With his trademark symbol alight behind him and purple lights shining down on his magnificent red gown, the Artist led his eleven-piece band from "I Could Never Take the Place of Your Man" to Sly and the Family Stones' "Every Day People" to James Brown's "Get Up (I Feel Like Being a) Sex Machine." Calling on stage R&B singer -- and recent Lady of Soul Awards winner -- Debra Cox to help out on "Everyday People" and a random man from the audience to dance, the Artist was armed with blistering guitar licks and good humor ("Put down your cell phone," was his dancing advice to his new friend.)
"Mr. Davis has allowed me to put something through his pipeline and still maintain my freedom," the Artist announced. "So I'm cool with that."
Mr. Davis is Clive Davis and his pipeline is Arista Records. Before the show, Davis previewed tracks from Rave Un2 the Joy Fantastic, the Artist's debut for his new label, due out Nov. 2. "I've been in this business for a long time, and this is a very special day," Davis enthused.
Despite reports that he is set to sign a $70 million deal to continue as Arista's president, Davis repeatedly stressed that his relationship with the Artist is one of music, not money. "To this day, we've never talked business," he said.

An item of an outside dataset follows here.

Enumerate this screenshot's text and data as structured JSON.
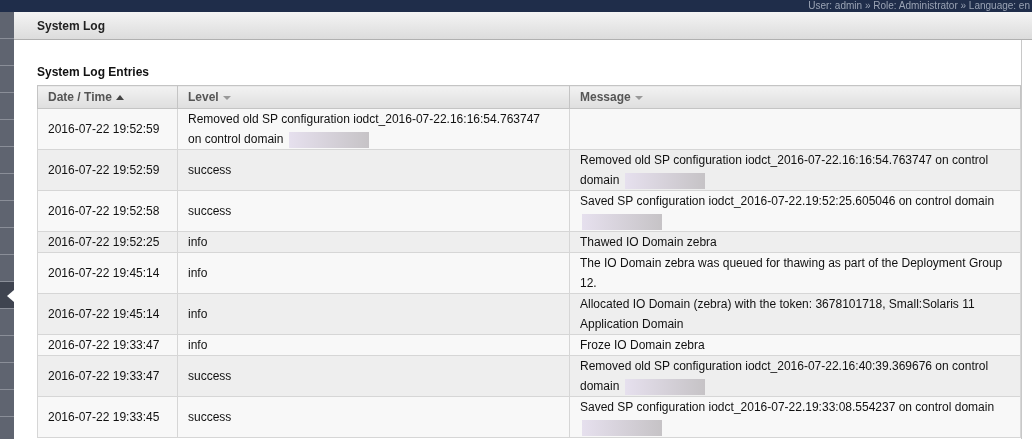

Davis played Rave's first single, ironically titled "The Greatest Romance Ever Sold," three times during the show and once afterward, as a recessional. Opening with multi-tracked, a capella vocals, the super-slick dance track promises to return the Artist to radio prominence. The song is a spin on the Bible's first love story: "You're body was designed to respond to mine," he sings, channeling both Adam and Eve.
"That is a hit record!" Davis said, after its first play. "All over the world."
The other previewed tracks were: "So Far So Pleased," a bouncy New Wave number with Gwen Stefani supplying harmonies; "I Love U But I Don't Trust U Anymore," a weepy ballad featuring Ani DiFranco; the funk-inspired "Hot With U," which includes a sassy rap by Ruff Ryders' Eve; "Baby Knows," a honky-tonkin' duet with Sheryl Crow; the tongue-in-cheek, narcissistic jam "Pretty Man," with saxophone legend Maceo Parker; the fist-pumpin' "Undisputed," with Chuck D.; slow, smooth ballads "Man of War," "Wherever U Go, Whatever U Do," and "The Sun, the Moon, and the Stars," in which the Artist evokes the ghost of Marvin Gaye; and the title track, which marries Prince's "When Doves Cry"-like guitar licks to a "Kiss" falsetto and electronic beats.
Yes, we are allowed to utter the "P" word again, as the Artist lists "Prince" as the album's producer. And, as evidenced by the previewed tracks, his "return" means the Artist is again heavy on the party and light on the arty.
"Life is just a party and parties weren't meant to last," Prince sang in 1982's "1999." Now that the prophesized year is upon us, he -- and those who moved to his new beats -- wants the rave to continue.